No, the real reason this announcement is so important is that it stands out as a testament to Schnucks’ consistent commitment to smart store technology innovation.
For years now, Schnucks has been weaving a tapestry of intelligent tech adoption into its operations, all aimed at optimizing the shopping experience while ensuring a solid return on investment. Instead of embracing the latest fads in technology, Schnucks has systematically integrated smart tech into its operations, leveraging everything from ESLs (Electronic Shelf Labels) to inventory monitoring robots.
Take a look at a quick timeline synopsis of the last few years:
- (July 2017) Schnucks begins its first test pilots of in-aisle robots to monitor inventory and pricing on shelf
- (August 2021) Schnucks announces the full scale deployment of said robots throughout its 100 plus stores
- (September 2022) Schnucks, on the heels of Instacart’s acquisition of Eversight, a pricing and promotions engine, openly discusses the value Eversight brings to its own customers
- (February 2023) Schnucks announces publicly that it has begun testing ESLs
- (July 2023) Schucks announces the Caper Cart partnership and the further expansion of ESLs to all stores
The above timeline is an example of a step-by-step, test-and-learn approach to creating a smart grocery store. The robots monitor inventory and pricing in almost real-time; the electronic shelf labels allow Schnucks to adjust prices with minimal labor costs; and the aforementioned promo engine helps to determine at what level those prices should be set.
This last paragraph alone is enough to set Schnucks apart in the grocery landscape, and now the addition of the Caper Cart is just the next logical step in the progression of building out the grocery store of the future even further.
Will it work? Who knows?
Schnucks’ smart cart implementation will be different because this time consumer adoption is required. That isn’t really the case with labels, robots, and algorithms. Smart carts, on the other hand, require customers to alter their shopping habits.
Will a smart cart grocery experience be markedly better than a self-checkout one? Will customers find it more appealing than other potential computer vision assisted “Just Walk Out”-like experiences in the future?
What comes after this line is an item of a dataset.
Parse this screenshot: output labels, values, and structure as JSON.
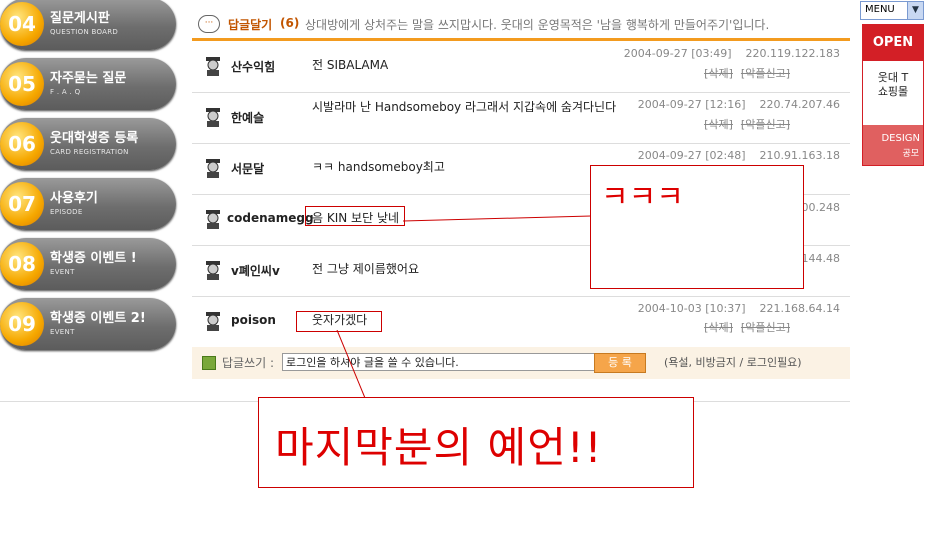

These are all valid questions that only time will answer and that is exactly the point here – namely, that Schnucks is attempting to answer them!
Instead of sitting on the sidelines, Schnucks has, for the past six years, been actively learning from its experiments all while evolving a grocery store chain that is over 100 stores large.
That is what sets Schnucks apart from its competition.
Amazon, with all its fancy “Just Walk Out” technology, has no meaningful history in running physical stores under its Amazon Fresh grocery banner. Unlike Schnucks and its almost 100 year history, Amazon is still learning how to create an in-store grocery shopping experience that keeps people coming back for something more than just a souped technology gimmick (see video below).
Walmart, in contrast, has started and stopped with many of the same ideas Schnucks has already implemented chain-wide (see robots), and, while Walmart appears to be finally headed down a meaningful ESL path, too, even it cannot hold a candle to Schnucks in terms of understanding the full scope of the long-term operational impact from having all these experiments run in tandem with one another.
Because the most important thing one needs to keep in mind when it comes to developing a smart grocery store of the future is that no one technology reigns supreme. A truly smart store is a cocktail of high ROI producing technologies deployed in such a way so that one plus one equals three.
All of which is what makes the work Schnucks has done so commendable. It takes real leadership to look at the long-term kit of parts value of a smart store design versus the return on investment from one technology deployment in isolation.
Or, said another way, it takes guts and intestinal fortitude in a similar vein to that of the early explorers, like Lewis and Clark, for whom the famed St. Louis Gateway Arch is meant to honor.
The only difference here being that this time the exploration is designed around a better grocery shopping future. Something that, more than likely, many Americans will also gladly get behind.